The dbSNP 142 annotation gene names/locations sometimes differ from the MGI gene information found elsewhere in MPD.

Some basepair locations have multiple, differing annotations due to more than one transcript covering the location. In these cases MPD lists the above construct for each unique instance seen, separated by a space. On the other hand, some basepair locations have no functional annotation at all, either because the location is not within any gene, or because the location is not present in NCBI dbSNP mouse build 142. You can click on the dbSNP RS number linkout for further details on these annotations.

MPD function code	dbSNP equivalent term	Definition and Sequence Ontology link
Cn	missense	"Coding nonsynonymous". A sequence variant, that changes one or more bases, resulting in a different amino acid sequence but where the length is preserved. SO:0001583 In MPD result displays, two amino acid codes (reference and variant) are appended to this annotation, followed by the amino acid position.
Cs	synonymous-codon	"Coding synonymous". A sequence variant where there is no resulting change to the encoded amino acid. SO:0001819 In MPD result displays, one amino acid code (the reference) is appended to this annotation, followed by the amino acid position.
U5	utr-variant-5-prime	A UTR variant of the 5' UTR. SO:0001623
U3	utr-variant-3-prime	A UTR variant of the 3' UTR. SO:0001624
I	intron-variant	A transcript variant occurring within an intron. SO:0001627
NC	nc-transcript-variant	A transcript variant of a non coding RNA gene. SO:0001619
StopG	stop-gained	A sequence variant whereby at least one base of a codon is changed, resulting in a premature stop codon, leading to a shortened transcript. SO:0001587 Amino acid info is shown similarly to Cn above.
StopL	stop-lost	A sequence variant where at least one base of the terminator codon (stop) is changed, resulting in an elongated transcript. SO:0001578 Amino acid info is shown similarly to Cn above.
SSA	splice-acceptor-variant	A splice variant that changes the 2 base region at the 3' end of an intron. SO:0001574
SSD	splice-donor-variant	A splice variant that changes the 2 base region at the 5' end of an intron. SO:0001575
Cf	frameshift-variant	(indels only) An attribute describing a sequence that contains a mutation involving the deletion or insertion of one or more bases, where this number is not divisible by 3. SO:0000865
Xi	cds-indel	(indels only) An indel variation with length of multiple of 3bp, not causing frameshift (no SO term)

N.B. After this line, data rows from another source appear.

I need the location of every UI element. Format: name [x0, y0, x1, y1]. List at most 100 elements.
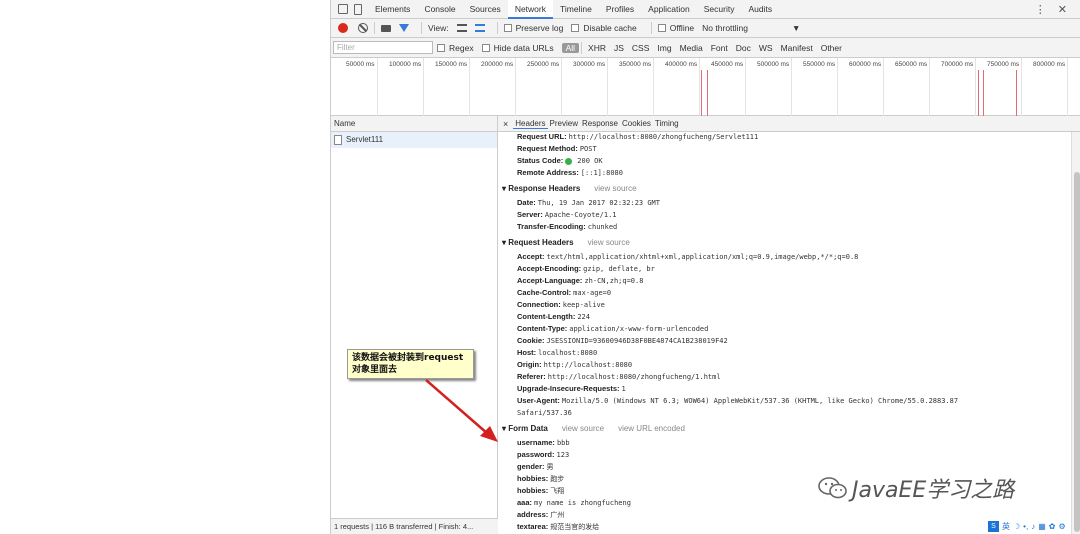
large-rows-icon[interactable] [456, 24, 467, 32]
name-column-header[interactable]: Name [331, 116, 497, 132]
tab-timing[interactable]: Timing [653, 119, 681, 128]
details-scrollbar[interactable] [1071, 132, 1080, 534]
ime-language[interactable]: 英 [1002, 521, 1010, 532]
offline-checkbox[interactable]: Offline [657, 23, 695, 33]
header-row: Accept: text/html,application/xhtml+xml,a… [517, 252, 859, 261]
filter-icon[interactable] [399, 24, 409, 32]
close-devtools-icon[interactable]: ✕ [1058, 3, 1067, 16]
offline-label: Offline [669, 23, 695, 33]
skin-icon[interactable]: ✿ [1049, 522, 1056, 531]
tab-console[interactable]: Console [417, 0, 462, 19]
network-overview-timeline[interactable]: 50000 ms 100000 ms 150000 ms 200000 ms 2… [331, 58, 1080, 116]
timeline-gridline [883, 58, 884, 116]
request-row[interactable]: Servlet111 [331, 132, 497, 148]
tab-audits[interactable]: Audits [741, 0, 779, 19]
callout-line: 对象里面去 [352, 365, 398, 375]
header-row: Remote Address: [::1]:8080 [517, 168, 623, 177]
punctuation-icon[interactable]: •, [1023, 522, 1028, 531]
tab-security[interactable]: Security [697, 0, 742, 19]
tab-sources[interactable]: Sources [463, 0, 508, 19]
tab-preview[interactable]: Preview [548, 119, 580, 128]
filter-input[interactable]: Filter [333, 41, 433, 54]
filter-type-css[interactable]: CSS [628, 43, 653, 53]
form-data-section[interactable]: ▾ Form Data view source view URL encoded [502, 424, 685, 433]
timeline-tick: 100000 ms [389, 61, 422, 68]
moon-icon[interactable]: ☽ [1013, 522, 1020, 531]
throttling-select[interactable]: No throttling ▼ [702, 23, 800, 33]
filter-type-xhr[interactable]: XHR [584, 43, 610, 53]
form-data-row: username: bbb [517, 438, 570, 447]
header-row: Content-Length: 224 [517, 312, 590, 321]
header-row: Referer: http://localhost:8080/zhongfuche… [517, 372, 721, 381]
filter-type-font[interactable]: Font [707, 43, 732, 53]
header-row: User-Agent: Mozilla/5.0 (Windows NT 6.3; … [517, 396, 959, 405]
toolbar-divider [421, 22, 422, 34]
response-headers-section[interactable]: ▾ Response Headers view source [502, 184, 637, 193]
form-data-row: gender: 男 [517, 462, 554, 471]
throttling-value: No throttling [702, 23, 749, 33]
timeline-gridline [837, 58, 838, 116]
tab-cookies[interactable]: Cookies [620, 119, 653, 128]
callout-line: 该数据会被封装到request [352, 353, 464, 363]
tab-application[interactable]: Application [641, 0, 697, 19]
filter-type-doc[interactable]: Doc [732, 43, 755, 53]
filter-type-js[interactable]: JS [610, 43, 628, 53]
record-icon[interactable] [338, 23, 348, 33]
regex-checkbox[interactable]: Regex [437, 43, 474, 53]
close-details-icon[interactable]: × [498, 119, 513, 129]
ime-icon[interactable]: S [988, 521, 999, 532]
wechat-icon [818, 477, 847, 499]
preserve-log-checkbox[interactable]: Preserve log [503, 23, 563, 33]
view-source-link[interactable]: view source [562, 424, 604, 433]
clear-icon[interactable] [358, 23, 368, 33]
inspect-element-icon[interactable] [338, 4, 348, 14]
timeline-tick: 250000 ms [527, 61, 560, 68]
camera-icon[interactable] [381, 24, 391, 32]
document-icon [334, 135, 342, 145]
waterfall-icon[interactable] [474, 24, 485, 32]
request-headers-section[interactable]: ▾ Request Headers view source [502, 238, 630, 247]
system-tray: S 英 ☽ •, ♪ ▦ ✿ ⚙ [988, 519, 1080, 534]
timeline-tick: 750000 ms [987, 61, 1020, 68]
disable-cache-checkbox[interactable]: Disable cache [571, 23, 637, 33]
header-row: Cache-Control: max-age=0 [517, 288, 612, 297]
header-row: Server: Apache-Coyote/1.1 [517, 210, 617, 219]
header-row: Origin: http://localhost:8080 [517, 360, 633, 369]
tab-network[interactable]: Network [507, 0, 553, 19]
header-row: Content-Type: application/x-www-form-urle… [517, 324, 709, 333]
tab-timeline[interactable]: Timeline [553, 0, 599, 19]
timeline-gridline [699, 58, 700, 116]
filter-type-manifest[interactable]: Manifest [777, 43, 817, 53]
timeline-tick: 350000 ms [619, 61, 652, 68]
timeline-gridline [561, 58, 562, 116]
view-url-encoded-link[interactable]: view URL encoded [618, 424, 685, 433]
tab-elements[interactable]: Elements [368, 0, 417, 19]
tab-profiles[interactable]: Profiles [599, 0, 641, 19]
keyboard-icon[interactable]: ▦ [1038, 522, 1046, 531]
form-data-row: password: 123 [517, 450, 570, 459]
timeline-gridline [423, 58, 424, 116]
mic-icon[interactable]: ♪ [1031, 522, 1035, 531]
timeline-event-marker [1016, 70, 1017, 116]
view-source-link[interactable]: view source [588, 238, 630, 247]
header-row: Host: localhost:8080 [517, 348, 598, 357]
filter-type-all[interactable]: All [561, 42, 580, 53]
scrollbar-thumb[interactable] [1074, 172, 1080, 532]
filter-type-other[interactable]: Other [817, 43, 846, 53]
filter-type-ws[interactable]: WS [755, 43, 777, 53]
more-menu-icon[interactable]: ⋮ [1035, 3, 1046, 16]
filter-bar: Filter Regex Hide data URLs All XHR JS C… [331, 38, 1080, 58]
settings-gear-icon[interactable]: ⚙ [1058, 522, 1065, 531]
header-row: Request Method: POST [517, 144, 597, 153]
tab-headers[interactable]: Headers [513, 119, 548, 129]
annotation-arrow-icon [425, 379, 498, 442]
hide-data-urls-checkbox[interactable]: Hide data URLs [481, 43, 554, 53]
device-toolbar-icon[interactable] [354, 3, 362, 15]
filter-type-img[interactable]: Img [653, 43, 675, 53]
tab-response[interactable]: Response [580, 119, 620, 128]
timeline-tick: 500000 ms [757, 61, 790, 68]
watermark: JavaEE学习之路 [818, 472, 1014, 504]
view-source-link[interactable]: view source [594, 184, 636, 193]
filter-type-media[interactable]: Media [676, 43, 707, 53]
header-row: Date: Thu, 19 Jan 2017 02:32:23 GMT [517, 198, 660, 207]
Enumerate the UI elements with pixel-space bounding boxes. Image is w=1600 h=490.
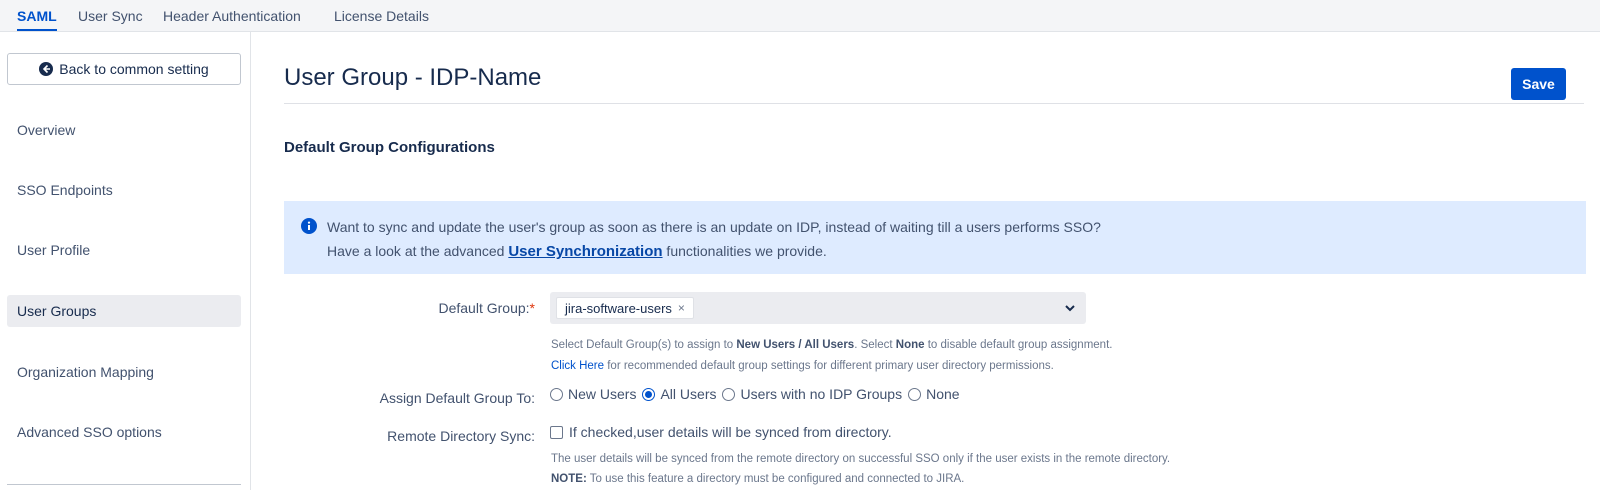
remote-sync-help-2: NOTE: To use this feature a directory mu…	[551, 473, 964, 485]
help-text: Select Default Group(s) to assign to	[551, 339, 737, 351]
sidebar-item-advanced-sso-options[interactable]: Advanced SSO options	[7, 416, 241, 448]
required-mark: *	[529, 300, 535, 316]
help-text: to disable default group assignment.	[924, 339, 1113, 351]
sidebar-item-sso-endpoints[interactable]: SSO Endpoints	[7, 174, 241, 206]
sidebar-item-label: User Profile	[17, 242, 91, 258]
back-to-common-setting-button[interactable]: Back to common setting	[7, 53, 241, 85]
default-group-label: Default Group:*	[285, 300, 535, 316]
radio-new-users[interactable]	[550, 387, 563, 401]
help-bold-text: None	[895, 339, 925, 351]
page-title: User Group - IDP-Name	[284, 64, 542, 91]
default-group-label-text: Default Group:	[438, 300, 530, 316]
tab-saml[interactable]: SAML	[17, 8, 57, 24]
sidebar-item-overview[interactable]: Overview	[7, 114, 241, 146]
default-group-help-2: Click Here for recommended default group…	[551, 360, 1054, 372]
click-here-link[interactable]: Click Here	[551, 360, 604, 372]
radio-label: None	[926, 386, 960, 402]
radio-none[interactable]	[908, 387, 922, 401]
sidebar-item-label: Advanced SSO options	[17, 424, 162, 440]
radio-label: New Users	[568, 386, 637, 402]
remove-chip-icon[interactable]: ×	[678, 301, 685, 315]
remote-sync-help-1: The user details will be synced from the…	[551, 453, 1171, 465]
tab-license-details[interactable]: License Details	[334, 8, 429, 24]
chevron-down-icon[interactable]	[1064, 302, 1076, 314]
radio-users-with-no-idp-groups[interactable]	[722, 387, 736, 401]
sidebar-item-label: SSO Endpoints	[17, 182, 113, 198]
info-text-suffix: functionalities we provide.	[662, 243, 827, 259]
tab-header-authentication[interactable]: Header Authentication	[163, 8, 301, 24]
sidebar-item-label: Organization Mapping	[17, 364, 154, 380]
section-title: Default Group Configurations	[284, 139, 495, 156]
group-chip: jira-software-users ×	[556, 297, 694, 319]
sidebar-item-label: Overview	[17, 122, 76, 138]
radio-all-users[interactable]	[642, 387, 656, 401]
arrow-left-circle-icon	[39, 62, 54, 76]
sidebar-divider	[7, 484, 241, 485]
top-tab-bar: SAML User Sync Header Authentication Lic…	[0, 0, 1600, 32]
remote-directory-sync-row: If checked,user details will be synced f…	[550, 424, 892, 440]
sidebar-item-user-profile[interactable]: User Profile	[7, 234, 241, 266]
group-chip-label: jira-software-users	[565, 300, 672, 316]
sidebar-item-label: User Groups	[17, 303, 97, 319]
help-text: for recommended default group settings f…	[604, 360, 1054, 372]
sidebar-item-user-groups[interactable]: User Groups	[7, 295, 241, 327]
default-group-select[interactable]: jira-software-users ×	[550, 292, 1086, 324]
info-icon	[301, 218, 317, 234]
info-banner: Want to sync and update the user's group…	[284, 201, 1586, 274]
radio-label: All Users	[660, 386, 717, 402]
info-text-prefix: Have a look at the advanced	[327, 243, 509, 259]
info-text-line1: Want to sync and update the user's group…	[327, 219, 1101, 235]
info-text-line2: Have a look at the advanced User Synchro…	[327, 243, 827, 260]
help-bold-text: New Users / All Users	[736, 339, 855, 351]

Including indels in the result

One data set (Sanger) includes indels (small insertions or deletions that are larger than the usual one basepair size of SNPs). You can opt to include these in your result using the checkbox near the bottom of the form. MPD does not retain specific allele sequences for indels. Rather we encode them so that the C57BL/6J reference is always 0 then the other reported variants are assigned 1, 2 and so on. To see actual allele sequence use the linkout to Sanger VCF.

Linkouts

Click on the rs number cells to go to NCBI dbSNP for more information on the specific location. The Sanger VCF linkouts are no longer provided.

Requested target

This column (to the far right) is useful when several genomic regions are supplied, as a way to differentiate the requested regions in the result.